Saturday, October 13, 2018


Edges
Oct 6 2018


It's safest here
far from the edge
on the flat terrain of sameness.

Not for me
any risk-taking, in-your-facing, leap-of-faithing
edginess.
No, it's the comfortable middle, muddling through.

I remember the drop-off
where I lost my nerve,
the sharp edge
of a rock-cut
and a sheer bottomless plunge;
inching up
on hands and knees
and peering over the brink,
sweaty-palmed, and trembling.
The fateful step
that marked before from after.

Like the flow edge, the journey's end
the change in phase of matter.
Not a bright line, but a pause,
where heat is lost
and water's not
solid, liquid, steam;
but becoming
            . . . in flux
                      . . . a state of in-between.
To-and-fro to the tipping point,
when an tiny seed
flash-freezes
and the universe is instantly ice.
In which we are all prehistoric insects,
as if caught in amber
just as we were
in that moment everything stopped.

The glass of water
I swallowed too fast
the clouds that turned to hail.
The scalding steam
the monster wave
the winter ice that failed.
The caustic fog
the blinding sleet
the streams becoming torrents.
The errant step
over the edge
I took, and failed to notice.

The nascent breath
slip into death
ebb into liminal blackness.
The before and the next
I question and fret
and try to make sense of, but can't.

The times I was tempted
and excuses invented
when I failed to take a chance.
How a tentative step
led to the rest
and so my journey began.

The boundaries bent
and borders I tested
when no one would let me pass.
The doors that were closed
the windows I broke
the rivers I bridged and dammed.

The envy and fear
the rush to be clear
so close to the edge
                   . . . and back.



(The image in the fourth paragraph – where I play around with changes of state in matter as a kind of edge or tipping point, and introduce water as a theme – actually comes from a real event.
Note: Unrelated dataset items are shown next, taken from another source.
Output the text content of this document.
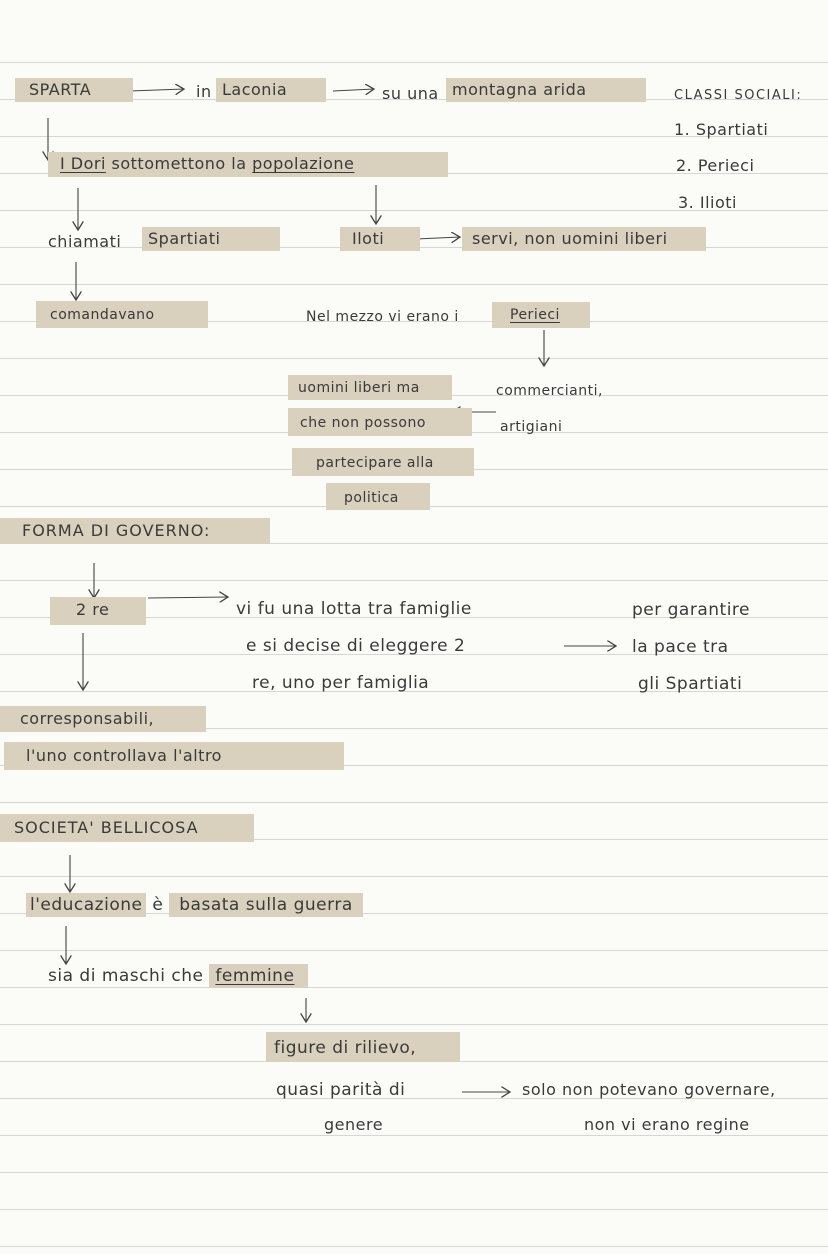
SPARTA	in Laconia	su una montagna arida	CLASSI SOCIALI:
1. Spartiati
2. Perieci
3. Ilioti
I Dori sottomettono la popolazione
chiamati	Spartiati	Iloti	servi, non uomini liberi
comandavano	Nel mezzo vi erano i	Perieci
uomini liberi ma	commercianti,
che non possono	artigiani
partecipare alla
politica
FORMA DI GOVERNO:
2 re	vi fu una lotta tra famiglie
e si decise di eleggere 2
re, uno per famiglia
per garantire
la pace tra
gli Spartiati
corresponsabili,
l'uno controllava l'altro
SOCIETA' BELLICOSA
l'educazione è basata sulla guerra
sia di maschi che femmine
figure di rilievo,
quasi parità di
genere
solo non potevano governare,
non vi erano regine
Here's a link: https://www.dailymail.co.uk/sciencetech/article-5288529/Horrific-aftermath-terrifying-ice-tsunami.html. The photo, however does not do this justice. I was originally made aware of this watching a BBC Earth documentary, and their video of the scene made a far stronger impression. I think another similar real life event – maybe even more so – would be Pompeii and Herculaneum.)